L’un des secteurs les plus sinistrés depuis le début de l’année est, sans doute, la concession automobile. Il a été chahuté par une série de mauvaises nouvelles depuis quelques mois : une réduction des quotas de 20% et une augmentation du taux d’imposition à 35%.

Un effet ciseau au vrai sens du terme. Les conséquences se sont rapidement manifestées au niveau du rythme des nouvelles immatriculations : 12 245 au cours des trois premiers mois de l’année, contre 15 272 sur la même période en 2017.

Des chiffres qui font froid dans le dos

Sur le marché actions, le secteur a perdu plus de 5% depuis le début de l’année dans un marché qui avance au rythme de croisière. Les quatre concessionnaires listés (Ennakl, City-Cars, UADH et ARTES) ont vu leurs ventes baisser de 28,7% à 136,861 millions de dinars. Un problème de quotas? Pas seulement à notre avis.

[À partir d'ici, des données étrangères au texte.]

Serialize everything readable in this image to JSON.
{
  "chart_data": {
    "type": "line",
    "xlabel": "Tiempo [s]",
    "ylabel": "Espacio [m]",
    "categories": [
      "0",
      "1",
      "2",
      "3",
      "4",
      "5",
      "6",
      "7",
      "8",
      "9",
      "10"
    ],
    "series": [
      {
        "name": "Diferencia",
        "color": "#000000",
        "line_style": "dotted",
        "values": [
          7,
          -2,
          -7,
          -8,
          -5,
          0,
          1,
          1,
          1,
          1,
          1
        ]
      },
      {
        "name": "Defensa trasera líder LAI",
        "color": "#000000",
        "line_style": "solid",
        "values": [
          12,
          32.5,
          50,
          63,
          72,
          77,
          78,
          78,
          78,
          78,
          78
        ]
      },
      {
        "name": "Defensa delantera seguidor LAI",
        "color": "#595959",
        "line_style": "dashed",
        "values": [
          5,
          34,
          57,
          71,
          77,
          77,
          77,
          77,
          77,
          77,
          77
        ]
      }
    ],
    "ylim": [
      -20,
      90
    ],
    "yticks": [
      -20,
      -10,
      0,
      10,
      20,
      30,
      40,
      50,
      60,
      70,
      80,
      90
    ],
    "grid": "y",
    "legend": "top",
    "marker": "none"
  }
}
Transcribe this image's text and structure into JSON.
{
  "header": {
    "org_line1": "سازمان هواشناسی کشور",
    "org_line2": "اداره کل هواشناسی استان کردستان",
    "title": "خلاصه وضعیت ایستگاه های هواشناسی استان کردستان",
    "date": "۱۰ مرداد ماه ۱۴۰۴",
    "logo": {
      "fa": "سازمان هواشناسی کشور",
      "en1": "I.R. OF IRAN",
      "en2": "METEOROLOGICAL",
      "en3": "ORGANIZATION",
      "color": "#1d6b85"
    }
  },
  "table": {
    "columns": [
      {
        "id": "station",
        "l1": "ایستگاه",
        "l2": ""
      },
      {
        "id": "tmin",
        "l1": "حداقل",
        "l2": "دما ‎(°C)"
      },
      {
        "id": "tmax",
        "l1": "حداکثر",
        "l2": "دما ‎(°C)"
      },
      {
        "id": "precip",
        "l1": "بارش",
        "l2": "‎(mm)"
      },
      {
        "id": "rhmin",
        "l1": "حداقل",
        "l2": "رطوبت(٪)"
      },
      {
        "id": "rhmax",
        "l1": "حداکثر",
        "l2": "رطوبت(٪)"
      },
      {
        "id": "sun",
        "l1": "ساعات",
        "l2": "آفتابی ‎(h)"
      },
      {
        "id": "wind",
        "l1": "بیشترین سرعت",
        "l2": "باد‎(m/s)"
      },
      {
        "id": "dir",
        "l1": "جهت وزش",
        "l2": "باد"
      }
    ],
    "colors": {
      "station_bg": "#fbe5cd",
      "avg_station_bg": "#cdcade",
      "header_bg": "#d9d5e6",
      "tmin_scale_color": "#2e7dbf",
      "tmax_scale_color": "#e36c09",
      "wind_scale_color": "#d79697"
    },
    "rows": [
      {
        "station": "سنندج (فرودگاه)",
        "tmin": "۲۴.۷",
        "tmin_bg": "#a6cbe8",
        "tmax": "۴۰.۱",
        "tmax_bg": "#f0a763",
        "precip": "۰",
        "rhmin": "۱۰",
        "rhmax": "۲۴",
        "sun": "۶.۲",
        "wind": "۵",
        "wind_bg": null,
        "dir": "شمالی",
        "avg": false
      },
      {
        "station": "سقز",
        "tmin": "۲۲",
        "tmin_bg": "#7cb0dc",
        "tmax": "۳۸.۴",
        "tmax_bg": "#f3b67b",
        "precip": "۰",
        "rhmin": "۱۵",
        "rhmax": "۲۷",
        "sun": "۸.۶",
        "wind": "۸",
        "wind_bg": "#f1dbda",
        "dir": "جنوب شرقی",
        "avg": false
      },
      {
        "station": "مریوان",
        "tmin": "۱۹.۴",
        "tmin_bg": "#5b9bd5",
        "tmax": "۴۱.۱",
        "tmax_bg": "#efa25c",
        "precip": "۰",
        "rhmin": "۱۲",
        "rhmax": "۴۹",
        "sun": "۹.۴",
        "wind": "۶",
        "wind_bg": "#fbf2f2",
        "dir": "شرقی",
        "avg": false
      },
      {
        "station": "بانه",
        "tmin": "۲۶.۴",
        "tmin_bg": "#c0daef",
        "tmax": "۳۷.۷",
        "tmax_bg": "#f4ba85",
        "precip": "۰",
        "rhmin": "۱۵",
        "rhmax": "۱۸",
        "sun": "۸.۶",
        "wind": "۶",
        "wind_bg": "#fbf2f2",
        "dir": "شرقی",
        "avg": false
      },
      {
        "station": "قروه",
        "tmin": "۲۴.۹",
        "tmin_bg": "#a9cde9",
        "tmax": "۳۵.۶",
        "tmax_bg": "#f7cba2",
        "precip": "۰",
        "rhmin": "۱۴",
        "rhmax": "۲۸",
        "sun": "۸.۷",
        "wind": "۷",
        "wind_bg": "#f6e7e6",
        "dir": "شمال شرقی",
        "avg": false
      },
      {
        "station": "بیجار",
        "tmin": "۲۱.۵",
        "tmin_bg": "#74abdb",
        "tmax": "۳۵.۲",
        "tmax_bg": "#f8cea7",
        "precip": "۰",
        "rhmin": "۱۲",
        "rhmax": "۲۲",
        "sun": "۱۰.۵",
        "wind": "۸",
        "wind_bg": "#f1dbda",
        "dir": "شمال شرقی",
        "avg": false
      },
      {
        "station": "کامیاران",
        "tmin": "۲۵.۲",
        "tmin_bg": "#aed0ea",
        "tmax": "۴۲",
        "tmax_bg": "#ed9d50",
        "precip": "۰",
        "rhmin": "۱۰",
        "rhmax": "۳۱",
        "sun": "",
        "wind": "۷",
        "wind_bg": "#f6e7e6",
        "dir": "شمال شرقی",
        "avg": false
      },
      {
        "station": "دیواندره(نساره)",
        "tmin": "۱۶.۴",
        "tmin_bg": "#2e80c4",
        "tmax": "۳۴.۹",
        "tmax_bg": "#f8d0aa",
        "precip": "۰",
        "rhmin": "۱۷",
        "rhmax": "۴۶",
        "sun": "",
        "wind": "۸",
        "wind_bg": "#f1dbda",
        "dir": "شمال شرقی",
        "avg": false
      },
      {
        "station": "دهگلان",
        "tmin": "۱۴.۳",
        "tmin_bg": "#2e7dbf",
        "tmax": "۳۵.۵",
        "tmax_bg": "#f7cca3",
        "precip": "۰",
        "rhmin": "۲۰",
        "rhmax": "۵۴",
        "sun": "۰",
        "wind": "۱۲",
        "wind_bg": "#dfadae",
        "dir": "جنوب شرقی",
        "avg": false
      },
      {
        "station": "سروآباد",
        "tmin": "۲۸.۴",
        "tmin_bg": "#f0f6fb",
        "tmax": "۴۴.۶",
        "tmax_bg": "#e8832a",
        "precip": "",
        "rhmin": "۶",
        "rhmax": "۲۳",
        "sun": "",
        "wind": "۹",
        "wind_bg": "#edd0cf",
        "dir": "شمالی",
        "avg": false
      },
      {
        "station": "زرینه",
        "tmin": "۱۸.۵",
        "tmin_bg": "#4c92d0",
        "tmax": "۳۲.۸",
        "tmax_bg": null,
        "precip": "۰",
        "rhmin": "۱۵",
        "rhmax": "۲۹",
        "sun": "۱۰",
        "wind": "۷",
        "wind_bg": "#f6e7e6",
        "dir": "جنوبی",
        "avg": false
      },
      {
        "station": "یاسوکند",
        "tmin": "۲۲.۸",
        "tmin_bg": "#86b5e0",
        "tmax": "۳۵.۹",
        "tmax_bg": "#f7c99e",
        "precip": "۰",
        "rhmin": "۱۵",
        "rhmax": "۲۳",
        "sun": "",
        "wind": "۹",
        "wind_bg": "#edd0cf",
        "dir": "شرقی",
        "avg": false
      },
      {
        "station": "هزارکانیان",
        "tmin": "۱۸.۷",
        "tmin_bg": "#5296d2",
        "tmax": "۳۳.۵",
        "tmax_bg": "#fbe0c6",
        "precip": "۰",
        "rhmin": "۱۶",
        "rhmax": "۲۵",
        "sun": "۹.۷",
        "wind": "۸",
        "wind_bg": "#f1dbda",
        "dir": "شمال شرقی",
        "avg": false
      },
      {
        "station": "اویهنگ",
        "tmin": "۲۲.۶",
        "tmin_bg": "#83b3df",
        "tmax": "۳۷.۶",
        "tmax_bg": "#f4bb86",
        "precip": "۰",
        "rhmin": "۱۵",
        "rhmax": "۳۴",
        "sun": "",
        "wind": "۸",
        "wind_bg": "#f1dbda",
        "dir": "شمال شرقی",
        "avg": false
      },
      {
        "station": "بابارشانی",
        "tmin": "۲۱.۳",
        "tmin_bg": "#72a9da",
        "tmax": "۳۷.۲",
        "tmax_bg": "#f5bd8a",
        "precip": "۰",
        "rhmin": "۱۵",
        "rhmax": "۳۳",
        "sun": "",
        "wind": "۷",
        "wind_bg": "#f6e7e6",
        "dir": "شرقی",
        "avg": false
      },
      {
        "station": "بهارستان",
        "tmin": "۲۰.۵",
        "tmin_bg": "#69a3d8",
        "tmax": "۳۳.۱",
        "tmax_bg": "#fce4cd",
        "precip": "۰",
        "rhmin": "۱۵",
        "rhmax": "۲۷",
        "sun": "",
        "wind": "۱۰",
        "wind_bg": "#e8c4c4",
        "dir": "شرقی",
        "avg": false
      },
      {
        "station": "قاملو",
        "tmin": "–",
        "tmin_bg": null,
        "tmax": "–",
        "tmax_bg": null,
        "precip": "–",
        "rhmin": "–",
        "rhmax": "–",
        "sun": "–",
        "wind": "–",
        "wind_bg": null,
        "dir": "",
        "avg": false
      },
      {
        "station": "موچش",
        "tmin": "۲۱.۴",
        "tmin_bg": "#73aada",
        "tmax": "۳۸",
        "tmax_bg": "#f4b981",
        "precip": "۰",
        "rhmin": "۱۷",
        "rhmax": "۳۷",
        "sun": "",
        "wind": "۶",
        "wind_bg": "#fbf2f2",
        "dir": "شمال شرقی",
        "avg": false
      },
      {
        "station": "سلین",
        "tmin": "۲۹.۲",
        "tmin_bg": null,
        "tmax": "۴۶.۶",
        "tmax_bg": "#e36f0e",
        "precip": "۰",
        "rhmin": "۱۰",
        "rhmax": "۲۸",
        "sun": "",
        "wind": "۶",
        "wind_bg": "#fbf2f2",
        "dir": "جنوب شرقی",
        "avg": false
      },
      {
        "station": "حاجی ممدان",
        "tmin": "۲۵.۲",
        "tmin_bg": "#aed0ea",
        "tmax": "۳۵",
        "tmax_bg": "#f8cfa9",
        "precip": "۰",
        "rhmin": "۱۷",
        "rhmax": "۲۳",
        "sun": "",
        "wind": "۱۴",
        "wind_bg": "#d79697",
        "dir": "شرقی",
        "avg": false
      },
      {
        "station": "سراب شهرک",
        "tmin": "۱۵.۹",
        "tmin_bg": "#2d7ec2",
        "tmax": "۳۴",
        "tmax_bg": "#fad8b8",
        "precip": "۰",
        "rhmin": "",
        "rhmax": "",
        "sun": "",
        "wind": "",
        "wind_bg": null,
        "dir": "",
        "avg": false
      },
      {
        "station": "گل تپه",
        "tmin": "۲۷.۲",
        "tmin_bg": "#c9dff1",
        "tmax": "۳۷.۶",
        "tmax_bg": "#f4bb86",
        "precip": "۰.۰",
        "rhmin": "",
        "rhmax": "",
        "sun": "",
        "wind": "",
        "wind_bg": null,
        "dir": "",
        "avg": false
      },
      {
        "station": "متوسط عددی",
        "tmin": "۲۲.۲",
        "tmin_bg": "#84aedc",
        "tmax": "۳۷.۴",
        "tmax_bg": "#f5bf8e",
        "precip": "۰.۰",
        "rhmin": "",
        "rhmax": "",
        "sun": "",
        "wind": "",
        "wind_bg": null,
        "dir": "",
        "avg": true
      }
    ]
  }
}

Au-delà de la baisse des importations, la demande a significativement diminué. Et pour cause , il y a la dégringolade du dinar et l’effritement du pouvoir d’achat d’une large proportion de la population. Acquérir une nouvelle voiture est devenu une mission extrêmement difficile. Une grande partie des ventes est réalisée via les compagnies de leasing. L’expérience de la voiture populaire, qui s’est soldée par un fiasco, est l’illustration des difficultés que connaît le secteur.

La dernière décision du gouvernement de durcir les conditions de ventes des voitures importées, dans le cadre du régime FCR, est censée être un coup de pouce pour les concessionnaires. Les estimations parlent d’un total de ventes de 600 millions de dinars par an, supposés donc être récupérés, en partie, par les professionnels. Mais cela reste loin d’être réalisable dans les conditions actuelles du marché.

D’ailleurs, nous avons remarqué une baisse des marges au cours des trois premiers mois de l’année : -21,4% 24,201 millions de dinars. En d’autres termes, les prix ne peuvent pas monter jusqu’au ciel et un effort sur les marges est exigé de la part des concessionnaires pour liquider leurs stocks.

La réponse ne peut être que stratégique

Certaines marques ont décidé de s’orienter vers le marché de l’occasion, en particulier Ennakl et ARTES. Ainsi, elles vont reprendre les anciennes voitures, sous certaines conditions bien évidemment, pour les revendre en un meilleur état. Cela permettrait de gagner en volume et en marge, de faire tourner ses centres de SAV. Mais est-ce que c’est suffisant? Tout dépendra des prix de vente. Il faut être suffisamment compétitif pour réussir, surtout que le marché parallèle est doté d’une flexibilité inégalable.

La diversification peut venir des voitures électriques. Après les avantages fiscaux accordés par la Loi de finances 2018, les dernières informations parlent de nouvelles décisions en faveur de cette gamme de véhicules à partir de l’année prochaine. Cela est une tendance mondiale et nous ne pouvons pas la rater, au moins du point de vue réglementaire.

Nous avons lu récemment la signature d’un accord entre Groupe El Badr et le géant Chinois BYD, en vertu duquel les produits de ce dernier seront commercialisés en Tunisie et dans la région par la filiale du groupe, Helios Holding. Les autres concessionnaires sont ainsi avertis.

En sus de la diversification, les concessionnaires doivent réduire leurs coûts. Si une entreprise ne peut pas booster son top line, il s’agit de la seule façon de conserver sa profitabilité. Il faut également penser à mieux fructifier la trésorerie dont disposent ces entreprises (142,112 millions de dinars pour les concessionnaires cotés à la Bourse de Tunis fin mars 2018).

Mais la meilleure solution reste de pouvoir produire localement. Cela ne dépend malheureusement pas des concessionnaires. C’est le résultat de toute la politique industrielle du pays. Nous sommes à la traîne par rapport à nos voisins qui sont parvenus à attirer les fabricants français. Le contexte économique et social est catastrophique et notre logistique est obsolète. Entre temps, nous devons continuer à supporter des prix élevés pour des voitures qui ne valent pas nécessairement autant.